The ratios of genetic variance for CB performance for the sire and dam lines were of similar magnitude across the traits, although they tended to be slightly higher for the sire line for FCR, pH and IMF (Table 4). Heritabilities for CB performance are the sum of the ratios of paternal and maternal line genetic contributions (Table 4, \( t_{\text{AC}}^{2} + t_{\text{BC}}^{2} \)) and were approximately of the same magnitude as heritabilities for PB performance for FCR and pH, but were higher for ADG, LM and IMF, and lower for DL. Some studies have reported lower heritabilities for CB than for PB performance, which is mainly due to a less controlled environment for the CB field data compared with the PB station data [36] but this does not apply to our study.

The additive genetic variances (h A 2 σ A 2 and t AC 2 σ C 2  + t BC 2 σ C 2 for PB and CB performance, respectively; Table 4) were slightly higher for crossbred than for PB performance for most of the analyzed traits, which could indicate subtle differences in gene combinations affecting the traits in the two populations, and a slightly stronger influence of non-additive genetic effects, such as dominance, in CB than in PB individuals. Under dominance action, the additive genetic variance of CB individuals cannot be predicted by calculating the average of the additive genetic variances of the parental lines for purebred performance and it can be larger than either of the parental genetic variances [2]. In another study that applied several genome-enabled prediction models, Tusell et al. [37] found that the estimated additive genetic variance and heritability for litter size were higher in a CB population of commercial pigs than in either of the PB parental lines, and suggested that it could be due to a lower level of heterozygosity of PB sows compared to CB sows. In contrast, Lutaaya et al. [29] reported a smaller additive genetic variance for backfat in a CB pig line than in the PB parental lines. They attributed this result to differences in management practices, reduced genetic variation due to the fact that the selection index previously used for CB parents included gain and carcass traits, and to differences in sex ratios between the PB and CB populations, since most of the CB individuals were females.
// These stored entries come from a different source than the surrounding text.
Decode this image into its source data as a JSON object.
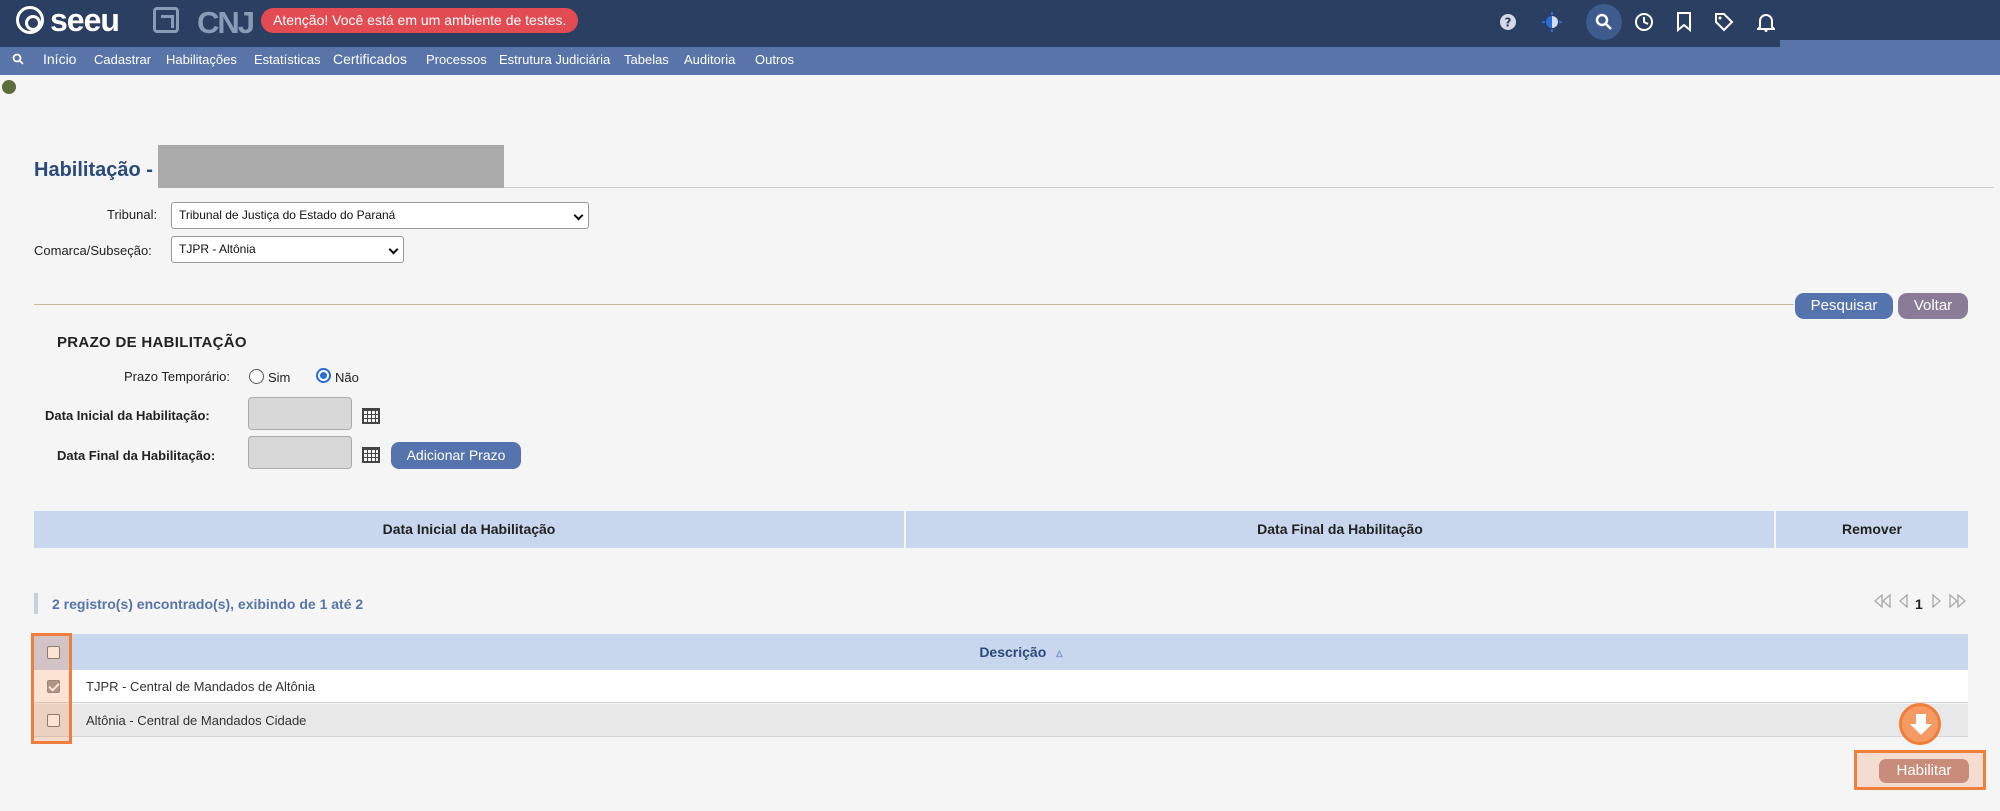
{
  "header": {
    "logo_text": "seeu",
    "cnj_text": "CNJ",
    "test_banner": "Atenção! Você está em um ambiente de testes.",
    "icons": [
      "help-icon",
      "theme-icon",
      "search-icon",
      "history-icon",
      "bookmark-icon",
      "tag-icon",
      "bell-icon"
    ]
  },
  "nav": {
    "items": [
      "Início",
      "Cadastrar",
      "Habilitações",
      "Estatísticas",
      "Certificados",
      "Processos",
      "Estrutura Judiciária",
      "Tabelas",
      "Auditoria",
      "Outros"
    ]
  },
  "page": {
    "title": "Habilitação -"
  },
  "form": {
    "tribunal_label": "Tribunal:",
    "tribunal_value": "Tribunal de Justiça do Estado do Paraná",
    "comarca_label": "Comarca/Subseção:",
    "comarca_value": "TJPR - Altônia",
    "pesquisar": "Pesquisar",
    "voltar": "Voltar"
  },
  "prazo": {
    "title": "PRAZO DE HABILITAÇÃO",
    "temporario_label": "Prazo Temporário:",
    "sim": "Sim",
    "nao": "Não",
    "selected": "Não",
    "data_inicial_label": "Data Inicial da Habilitação:",
    "data_final_label": "Data Final da Habilitação:",
    "adicionar": "Adicionar Prazo"
  },
  "prazo_table": {
    "headers": [
      "Data Inicial da Habilitação",
      "Data Final da Habilitação",
      "Remover"
    ]
  },
  "results": {
    "summary": "2 registro(s) encontrado(s), exibindo de 1 até 2",
    "current_page": "1",
    "column": "Descrição",
    "sort_arrow": "▵",
    "rows": [
      {
        "label": "TJPR - Central de Mandados de Altônia",
        "checked": true
      },
      {
        "label": "Altônia - Central de Mandados Cidade",
        "checked": false
      }
    ]
  },
  "actions": {
    "habilitar": "Habilitar"
  },
  "colors": {
    "header_bg": "#2b3f63",
    "nav_bg": "#5874a8",
    "banner": "#e24b52",
    "accent_orange": "#f07f3c"
  }
}
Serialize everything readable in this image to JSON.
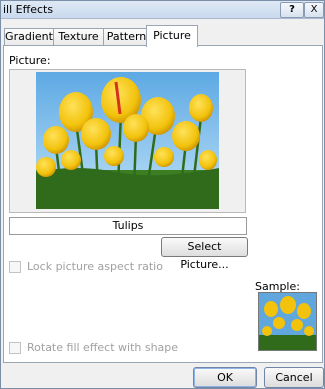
{
  "window": {
    "title": "ill Effects",
    "help_label": "?",
    "close_label": "X"
  },
  "tabs": [
    {
      "label": "Gradient"
    },
    {
      "label": "Texture"
    },
    {
      "label": "Pattern"
    },
    {
      "label": "Picture",
      "selected": true
    }
  ],
  "picture_panel": {
    "picture_label": "Picture:",
    "picture_name": "Tulips",
    "select_button": "Select Picture...",
    "lock_aspect_label": "Lock picture aspect ratio",
    "lock_aspect_checked": false,
    "rotate_label": "Rotate fill effect with shape",
    "rotate_checked": false,
    "sample_label": "Sample:"
  },
  "footer": {
    "ok_label": "OK",
    "cancel_label": "Cancel"
  },
  "colors": {
    "accent": "#8fb5e6",
    "sky": "#8fc6ee",
    "tulip": "#f2c20c",
    "stem": "#2f6b1b"
  }
}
Given the magnitude of the estimates of heritabilities and genetic correlations between PB and CB performances, the allelic frequencies between the two breeds seem to be similar and the analyzed traits do not appear to be affected by non-additive genetic effects. Regardless, the model presented here is somehow able to capture the general level of heterosis of each line into the general mean effect of each trait [13]. It would be of interest to extend this single-step terminal cross model to account for dominance effects for the analysis of traits that are more affected by non-additive genetic effects.

GEN versus PED model

The posterior mean estimates of heritability for PB performance obtained with the PED model for the different traits (Table 5) were slightly higher than those obtained with the GEN model (Table 4). This is due to the non-normal posterior distribution of this parameter estimate with the PED model, which was more right-skewed than for the GEN model, and the lower precision that was obtained, which resulted in higher posterior mean estimates than the GEN model; frequency histograms showed that the posterior modes of this parameter were very similar between the two models. The GEN model provided more precise estimates, possibly due to the greater amount of information used, i.e. it combined genome-based relationships together with pedigree-based relationships.

Table 5 Mean (highest posterior density interval at 95 %) of the marginal distribution of genetic parameter estimated with the pedigree-based model

Table 6 shows the mean accuracies of EBV obtained with the GEN model for PB and CB performance of the genotyped animals, i.e. the PB offspring and their sires, and the mean difference of these accuracies from the PED model. For all traits, EBV accuracies were higher for the GEN model than for the PED model because, to estimate EBV, the GEN model uses more information than the PED model, as explained above. Several studies have found accuracies for the EBV of genotyped animals to be higher when genomic information is included in the models compared to using pedigree data only [38, 39]. In contrast, the mean difference in accuracies of EBV between GEN and PED models for animals in the pedigree without own records and genotypes was almost equal to 0 and ranged from 0.002 to 0.008 for both PB and CB performance. The same results were observed for the dams of the CB offspring because no extra information was used to estimate the EBV of these animals in the GEN model.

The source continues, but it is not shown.